McNeal’s basic premise in A Work of Heart is that leaders’ lives are like great stories, which consist not only of a major story line but also a set of subplots. “These subplots reflect different arenas of the leader’s life in which God is at work,” he explains.

He identifies six subplots which God uses to shape the heart of any leader: culture — historical period, political situation and societal mores; call — personal conviction of one’s mission in life; community — family, friendships and faith groups; communion — cultivating one’s relationship with God; conflict — confronting and growing through destructive forces; and the commonplace — finding God in ordinary events and routines.

These six subplots serve as the framework for McNeal’s book. In the first half, he examines the lives of Moses, David, Paul and Jesus to discover clues of how God works in the lives of every leader’s heart. Then McNeal explores how each subplot also shapes the lives of today’s leaders, offering practical applications to help identify “heart-shaping” influences in their lives.

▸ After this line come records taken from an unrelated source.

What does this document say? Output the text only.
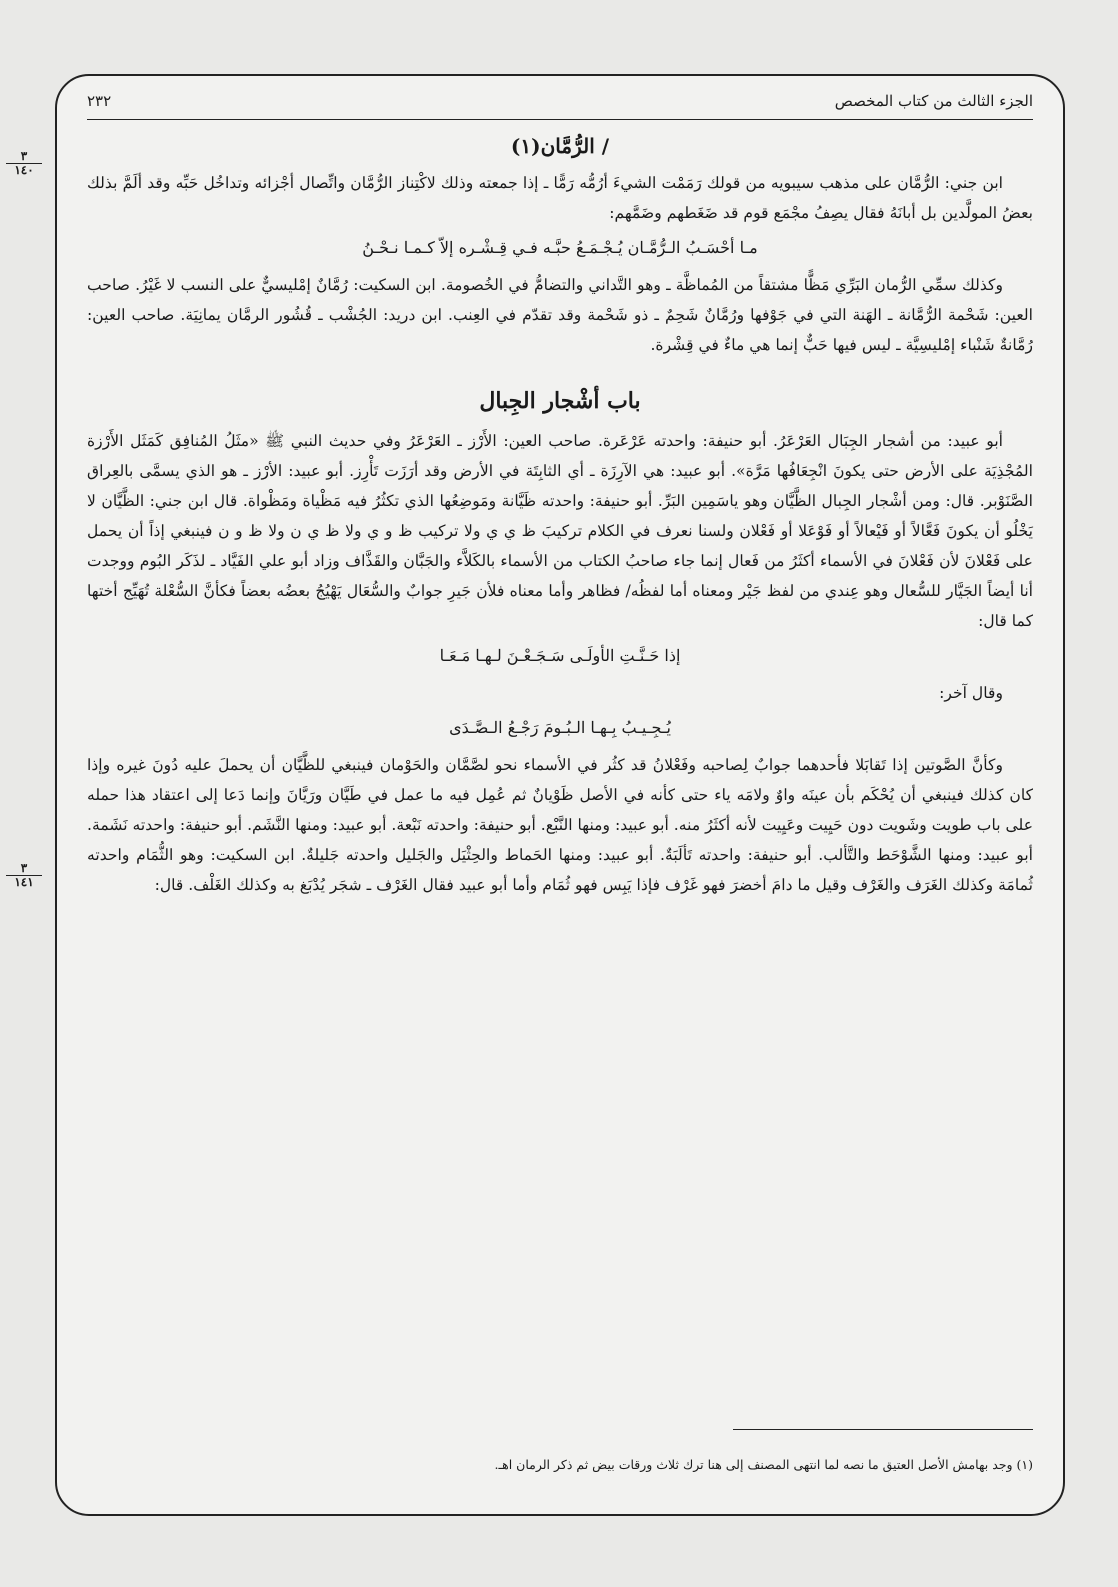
الجزء الثالث من كتاب المخصص
٢٣٢
/ الرُّمَّان(١)

ابن جني: الرُّمَّان على مذهب سيبويه من قولك رَمَمْت الشيءَ أرُمُّه رَمًّا ـ إذا جمعته وذلك لاكْتِناز الرُّمَّان واتِّصال أجْزائه وتداخُل حَبِّه وقد ألَمَّ بذلك بعضُ المولَّدين بل أبانَهُ فقال يصِفُ مجْمَع قوم قد ضَغَطهم وضَمَّهم:

مـا أحْسَـبُ الـرُّمَّـان يُـجْـمَـعُ حبَّـه فـي قِـشْـره إلاّ كـمـا نـحْـنُ

وكذلك سمِّي الرُّمان البَرِّي مَظًّا مشتقاً من المُماظَّة ـ وهو التَّداني والتضامُّ في الخُصومة. ابن السكيت: رُمَّانٌ إمْليسيٌّ على النسب لا غَيْرُ. صاحب العين: شَحْمة الرُّمَّانة ـ الهَنة التي في جَوْفها ورُمَّانٌ شَحِمٌ ـ ذو شَحْمة وقد تقدّم في العِنب. ابن دريد: الجُشْب ـ قُشُور الرمَّان يمانِيَة. صاحب العين: رُمَّانةٌ شَنْباء إمْليسِيَّة ـ ليس فيها حَبٌّ إنما هي ماءٌ في قِشْرة.

باب أشْجار الجِبال

أبو عبيد: من أشجار الجِبَال العَرْعَرُ. أبو حنيفة: واحدته عَرْعَرة. صاحب العين: الأَرْز ـ العَرْعَرُ وفي حديث النبي ﷺ «مثَلُ المُنافِق كَمَثَل الأَرْزة المُجْذِيَة على الأرض حتى يكونَ انْجِعَافُها مَرَّة». أبو عبيد: هي الآرِزَة ـ أي الثابِتَة في الأرض وقد أرَزَت تَأْرِز. أبو عبيد: الأرْز ـ هو الذي يسمَّى بالعِراق الصَّنَوْبر. قال: ومن أشْجار الجِبال الظَّيَّان وهو ياسَمِين البَرِّ. أبو حنيفة: واحدته ظَيَّانة ومَوضِعُها الذي تكثُرُ فيه مَظْياة ومَظْواة. قال ابن جني: الظَّيَّان لا يَخْلُو أن يكونَ فَعَّالاً أو فَيْعالاً أو فَوْعَلا أو فَعْلان ولسنا نعرف في الكلام تركيبَ ظ ي ي ولا تركيب ظ و ي ولا ظ ي ن ولا ظ و ن فينبغي إذاً أن يحمل على فَعْلانَ لأن فَعْلانَ في الأسماء أكثَرُ من فَعال إنما جاء صاحبُ الكتاب من الأسماء بالكَلاَّء والجَبَّان والقَذَّاف وزاد أبو علي الفَيَّاد ـ لذَكَر البُوم ووجدت أنا أيضاً الجَيَّار للسُّعال وهو عِندي من لفظ جَيْر ومعناه أما لفظُه/ فظاهر وأما معناه فلأن جَيرِ جوابٌ والسُّعَال يَهْيُجُ بعضُه بعضاً فكأنَّ السُّعْلة تُهَيِّج أختها كما قال:

إذا حَـنَّـتِ الأولَـى سَـجَـعْـنَ لـهـا مَـعَـا

وقال آخر:

يُـجِـيـبُ بِـهـا الـبُـومَ رَجْـعُ الـصَّـدَى

وكأنَّ الصَّوتين إذا تَقابَلا فأحدهما جوابٌ لِصاحبه وفَعْلانُ قد كثُر في الأسماء نحو لصَّمَّان والحَوْمان فينبغي للظَّيَّان أن يحملَ عليه دُونَ غيره وإذا كان كذلك فينبغي أن يُحْكَم بأن عينَه واوٌ ولامَه ياء حتى كأنه في الأصل ظَوْيانٌ ثم عُمِل فيه ما عمل في طَيَّان ورَيَّانَ وإنما دَعا إلى اعتقاد هذا حمله على باب طويت وشَويت دون حَيِيت وعَيِيت لأنه أكثَرُ منه. أبو عبيد: ومنها النَّبْع. أبو حنيفة: واحدته نَبْعة. أبو عبيد: ومنها النَّشَم. أبو حنيفة: واحدته نَشَمة. أبو عبيد: ومنها الشَّوْحَط والتَّألب. أبو حنيفة: واحدته تَألَبَةٌ. أبو عبيد: ومنها الحَماط والحِثْيَل والجَليل واحدته جَليلةٌ. ابن السكيت: وهو الثُّمَام واحدته ثُمامَة وكذلك الغَرَف والغَرْف وقيل ما دامَ أخضرَ فهو غَرْف فإذا يَبِس فهو ثُمَام وأما أبو عبيد فقال الغَرْف ـ شجَر يُدْبَغ به وكذلك الغَلْف. قال:

(١) وجد بهامش الأصل العتيق ما نصه لما انتهى المصنف إلى هنا ترك ثلاث ورقات بيض ثم ذكر الرمان اهـ.
٣
١٤٠
٣
١٤١
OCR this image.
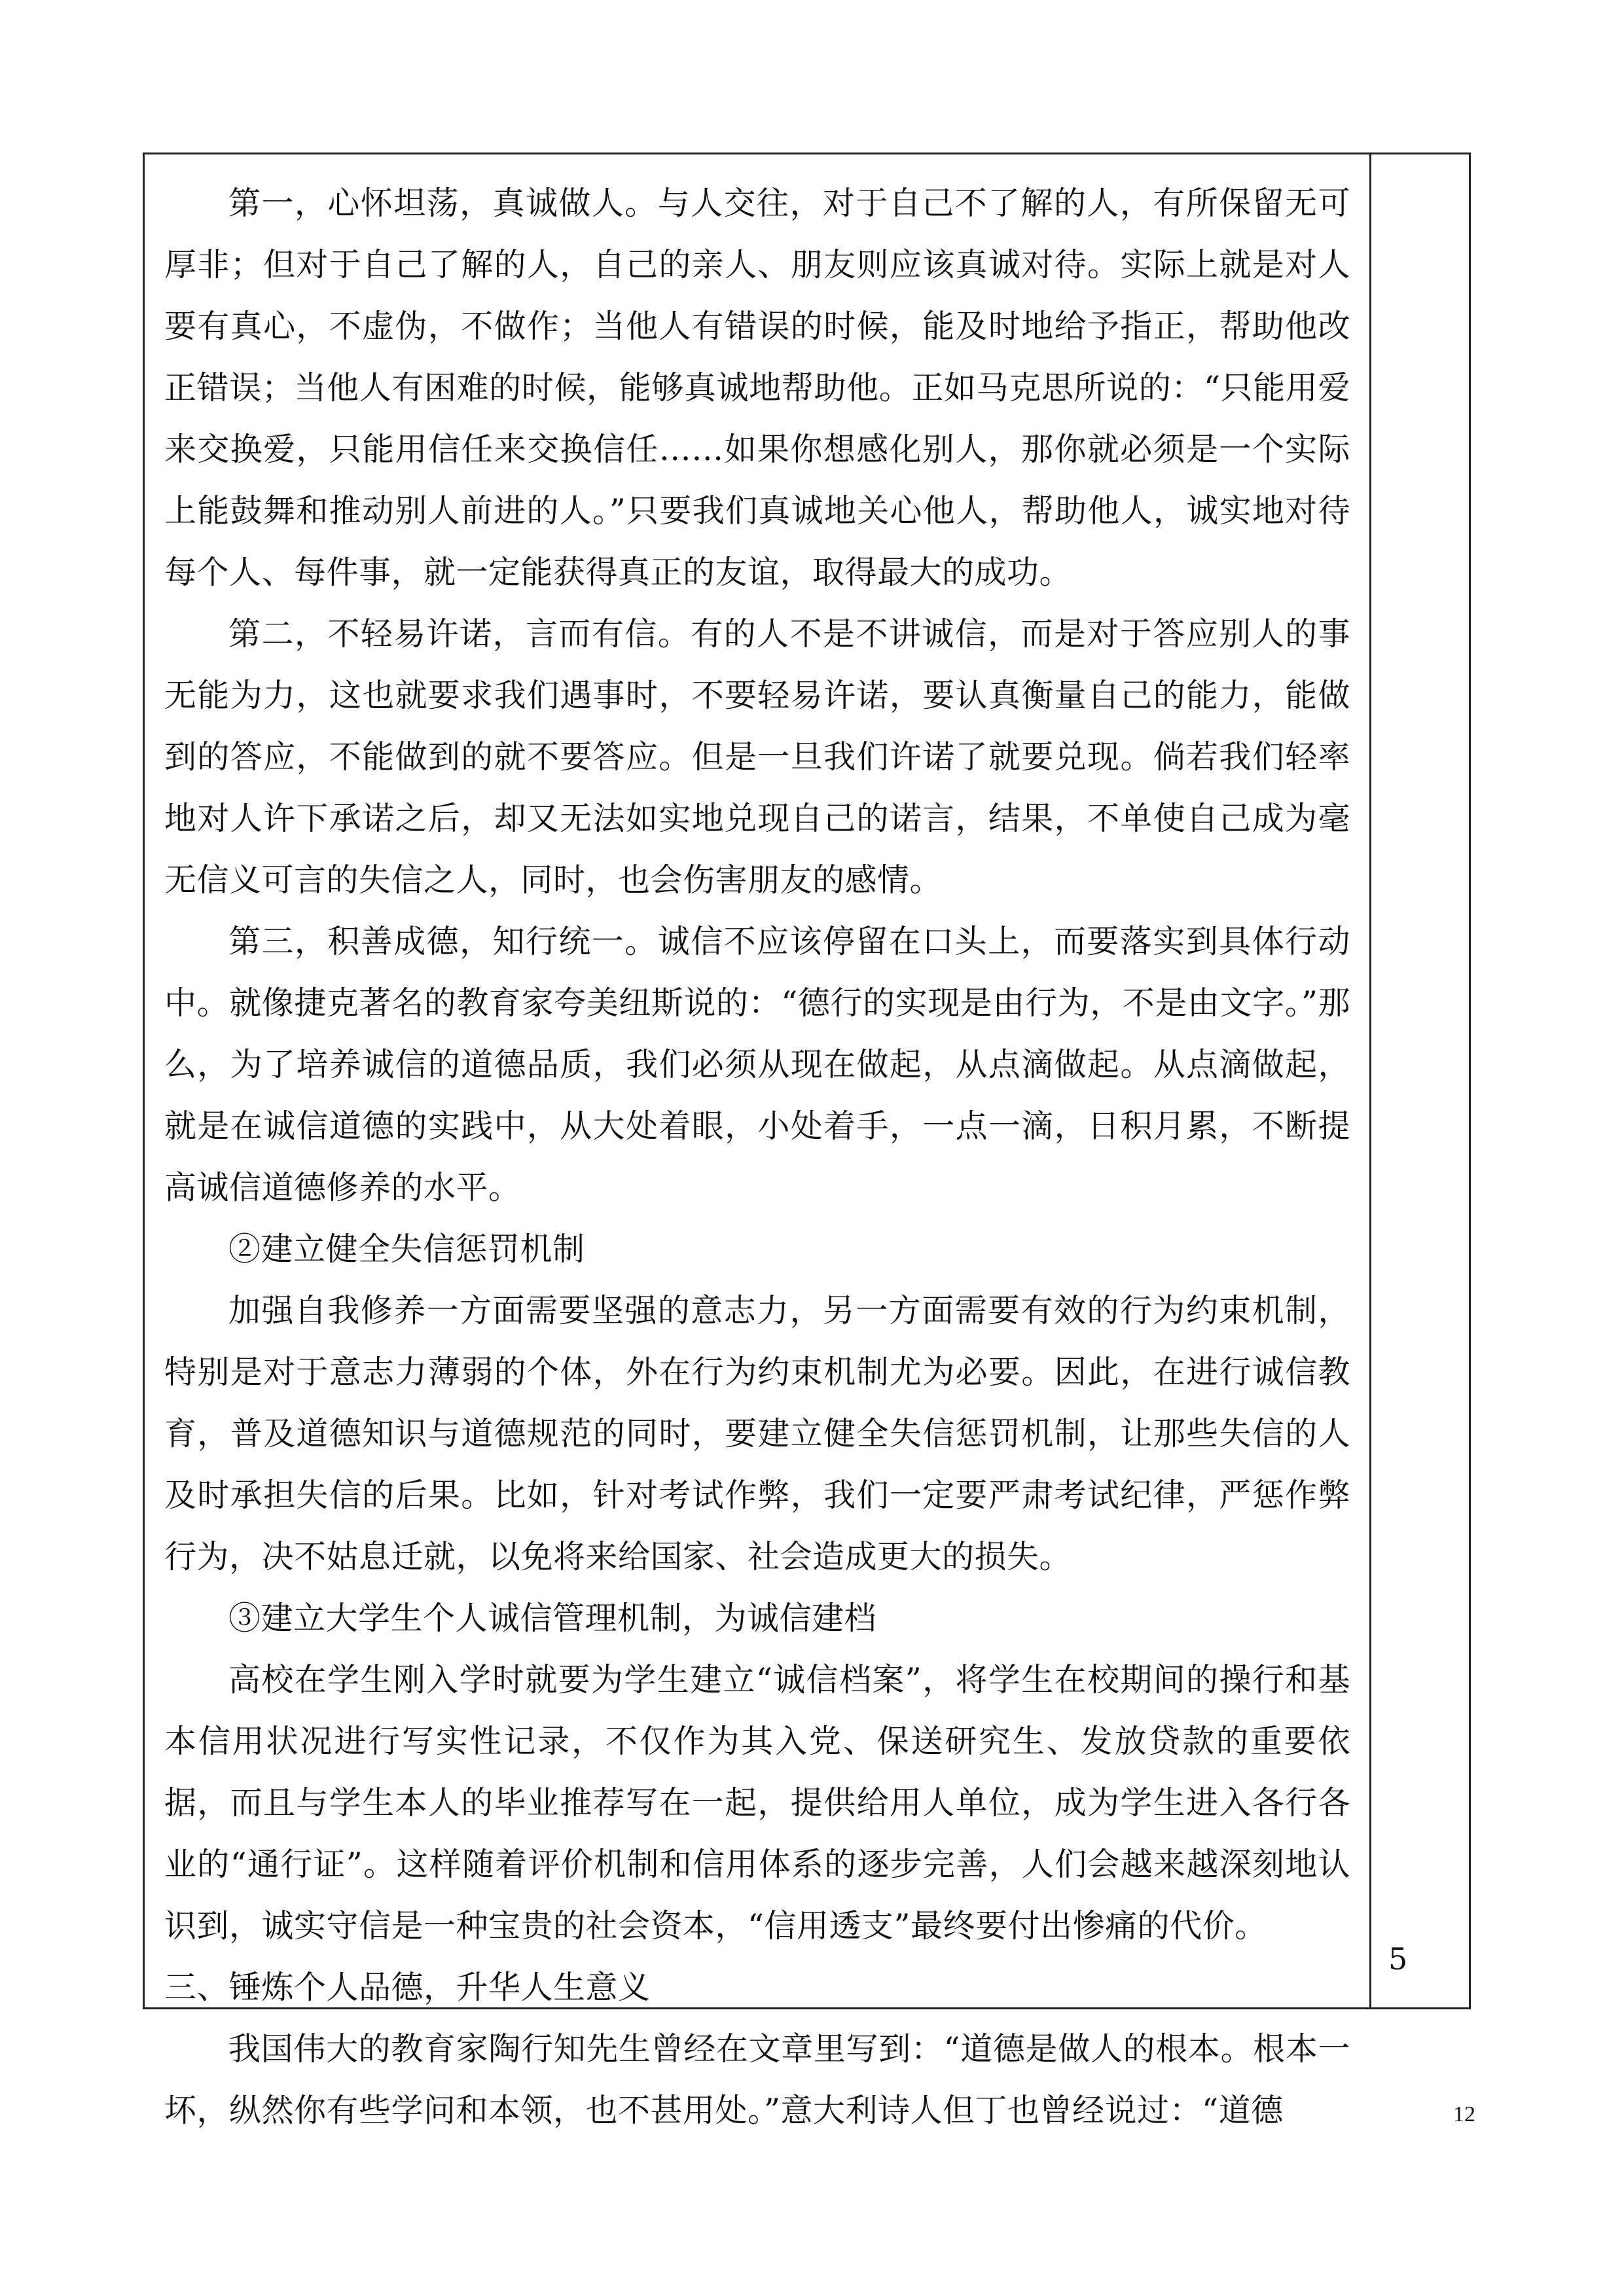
第一，心怀坦荡，真诚做人。与人交往，对于自己不了解的人，有所保留无可厚非；但对于自己了解的人，自己的亲人、朋友则应该真诚对待。实际上就是对人要有真心，不虚伪，不做作；当他人有错误的时候，能及时地给予指正，帮助他改正错误；当他人有困难的时候，能够真诚地帮助他。正如马克思所说的：“只能用爱来交换爱，只能用信任来交换信任……如果你想感化别人，那你就必须是一个实际上能鼓舞和推动别人前进的人。”只要我们真诚地关心他人，帮助他人，诚实地对待每个人、每件事，就一定能获得真正的友谊，取得最大的成功。

第二，不轻易许诺，言而有信。有的人不是不讲诚信，而是对于答应别人的事无能为力，这也就要求我们遇事时，不要轻易许诺，要认真衡量自己的能力，能做到的答应，不能做到的就不要答应。但是一旦我们许诺了就要兑现。倘若我们轻率地对人许下承诺之后，却又无法如实地兑现自己的诺言，结果，不单使自己成为毫无信义可言的失信之人，同时，也会伤害朋友的感情。

第三，积善成德，知行统一。诚信不应该停留在口头上，而要落实到具体行动中。就像捷克著名的教育家夸美纽斯说的：“德行的实现是由行为，不是由文字。”那么，为了培养诚信的道德品质，我们必须从现在做起，从点滴做起。从点滴做起，就是在诚信道德的实践中，从大处着眼，小处着手，一点一滴，日积月累，不断提高诚信道德修养的水平。

②建立健全失信惩罚机制

加强自我修养一方面需要坚强的意志力，另一方面需要有效的行为约束机制，特别是对于意志力薄弱的个体，外在行为约束机制尤为必要。因此，在进行诚信教育，普及道德知识与道德规范的同时，要建立健全失信惩罚机制，让那些失信的人及时承担失信的后果。比如，针对考试作弊，我们一定要严肃考试纪律，严惩作弊行为，决不姑息迁就，以免将来给国家、社会造成更大的损失。

③建立大学生个人诚信管理机制，为诚信建档

高校在学生刚入学时就要为学生建立“诚信档案”，将学生在校期间的操行和基本信用状况进行写实性记录，不仅作为其入党、保送研究生、发放贷款的重要依据，而且与学生本人的毕业推荐写在一起，提供给用人单位，成为学生进入各行各业的“通行证”。这样随着评价机制和信用体系的逐步完善，人们会越来越深刻地认识到，诚实守信是一种宝贵的社会资本，“信用透支”最终要付出惨痛的代价。

三、锤炼个人品德，升华人生意义

我国伟大的教育家陶行知先生曾经在文章里写到：“道德是做人的根本。根本一坏，纵然你有些学问和本领，也不甚用处。”意大利诗人但丁也曾经说过：“道德

5
12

“My experience as a minister, a leadership consultant and a minister to ministers has led me to conclude that many Christian leaders do not understand their own developing life story,” McNeal asserts. “They do not have a clear picture of the heart-shaping subplots that in the long run create their life and leadership legacy.”

A Work of Heart is not about “some new methodological approach to your leadership, nor is it designed to remediate flaws or deficiencies,” McNeal says. “The goal is to get you acquainted with the most important information you will need as a leader — self-understanding.”